There were a couple of places where technology could have made the lecture more interactive. There are systems (a mix of hardware and software) that can present a list of choices, gather answers from the audience, and show how many people picked each answer. Then the instructor can ask people to discuss with their neighbours, whether that convinces anyone wants to change their answer, and take a second poll. I mentioned the technology and said that it is useful to take the position that there are no wrong answers: that “wrong” answer is often a sign of a misconception that can be discovered, leading to a change of learning materials to guide people away from the misconception. And sometimes it isn’t even a misconception: when I teach the part of the Universal Modelling Language (UML) about relationships between classes, then ask people to group together and create a poster for a model of a specific problem, I commonly get some (perhaps most) add attributes to classes that actually represent one choice for a representation of a relationship. The real issue is that learning UML involves taking programmers at a particular level of learning to a new level requiring more abstract thinking. I needed to change my teaching approach to point that out, show an example of the ‘error,” and show them how the community of people using UML expects to represent that situation.

Feelings

I have alexithymia, common among autistics: difficulty recognizing emotions, both our own and those of others. So introspection about how I feel is difficult, and has a strong element of trying to interpret physical feelings and glimmers of mental ones, substituting analysis for intuition. But I’m fairly sure about a few of my reactions during and after the lecture.
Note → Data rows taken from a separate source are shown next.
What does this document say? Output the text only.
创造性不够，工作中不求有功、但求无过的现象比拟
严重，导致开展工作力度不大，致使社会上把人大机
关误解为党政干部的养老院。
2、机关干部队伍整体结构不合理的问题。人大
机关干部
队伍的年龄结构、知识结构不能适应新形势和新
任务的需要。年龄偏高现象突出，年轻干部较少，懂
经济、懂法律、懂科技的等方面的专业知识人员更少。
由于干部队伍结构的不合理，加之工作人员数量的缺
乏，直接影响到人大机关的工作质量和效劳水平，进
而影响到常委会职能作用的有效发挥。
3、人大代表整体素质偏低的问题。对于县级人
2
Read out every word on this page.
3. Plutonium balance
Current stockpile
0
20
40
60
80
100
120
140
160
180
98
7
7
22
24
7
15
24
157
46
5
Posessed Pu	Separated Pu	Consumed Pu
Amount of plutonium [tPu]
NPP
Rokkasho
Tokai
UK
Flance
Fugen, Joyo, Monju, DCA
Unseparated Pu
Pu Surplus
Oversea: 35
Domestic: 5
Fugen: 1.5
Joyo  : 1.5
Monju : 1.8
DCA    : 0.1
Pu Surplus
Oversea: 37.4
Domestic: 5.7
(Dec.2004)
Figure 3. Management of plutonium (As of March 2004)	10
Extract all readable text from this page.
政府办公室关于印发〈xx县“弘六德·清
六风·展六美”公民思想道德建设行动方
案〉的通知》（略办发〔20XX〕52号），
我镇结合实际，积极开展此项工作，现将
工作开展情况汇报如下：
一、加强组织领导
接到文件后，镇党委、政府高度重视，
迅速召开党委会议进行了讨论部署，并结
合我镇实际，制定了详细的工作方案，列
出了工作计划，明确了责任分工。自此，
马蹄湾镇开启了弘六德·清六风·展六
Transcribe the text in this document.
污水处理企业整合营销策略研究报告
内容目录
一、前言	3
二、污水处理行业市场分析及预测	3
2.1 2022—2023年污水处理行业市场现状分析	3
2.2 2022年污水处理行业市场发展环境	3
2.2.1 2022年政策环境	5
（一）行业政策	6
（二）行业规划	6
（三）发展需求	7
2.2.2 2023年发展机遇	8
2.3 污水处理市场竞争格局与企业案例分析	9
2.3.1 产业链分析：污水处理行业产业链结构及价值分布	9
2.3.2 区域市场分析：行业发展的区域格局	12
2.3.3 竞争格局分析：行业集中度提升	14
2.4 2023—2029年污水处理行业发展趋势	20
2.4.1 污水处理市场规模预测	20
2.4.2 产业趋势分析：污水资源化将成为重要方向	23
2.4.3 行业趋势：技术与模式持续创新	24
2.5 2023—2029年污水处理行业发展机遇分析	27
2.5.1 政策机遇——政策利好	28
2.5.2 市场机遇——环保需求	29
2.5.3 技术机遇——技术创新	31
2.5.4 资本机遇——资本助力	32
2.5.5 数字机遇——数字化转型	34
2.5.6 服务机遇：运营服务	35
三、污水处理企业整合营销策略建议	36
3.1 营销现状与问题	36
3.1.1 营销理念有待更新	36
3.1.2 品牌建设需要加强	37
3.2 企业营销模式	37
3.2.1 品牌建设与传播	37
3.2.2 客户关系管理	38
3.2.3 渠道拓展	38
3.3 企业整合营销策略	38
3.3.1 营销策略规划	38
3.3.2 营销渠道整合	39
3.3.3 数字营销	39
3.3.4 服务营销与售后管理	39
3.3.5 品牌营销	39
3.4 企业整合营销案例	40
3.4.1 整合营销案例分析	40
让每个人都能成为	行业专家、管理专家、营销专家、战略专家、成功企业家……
I felt fairly comfortable and confident in the second lecture; in the first I had been a bit rusty. My lecturing skills have never been great but rarely bad. For most of my career I expect my lectures would have been described as fairly easy to understand but a little boring. There may have been a few flashes of brilliance – a few former students have told me of some – but for the most part I wasn’t as inspiring a lecturer as some of my colleagues (though perhaps a little better than a very few of them). It felt good that I hadn’t declined much in skill over the COVID gap.

I felt a little sad about leaving lecturing, but not a lot. I’ve always enjoyed finding good ways of explaining things, and I can keep doing that, in textual form. I can write short blog entries, and may be able to write long books now that I’m freer to do so.

I’m glad Carolyn gave me this one last opportunity.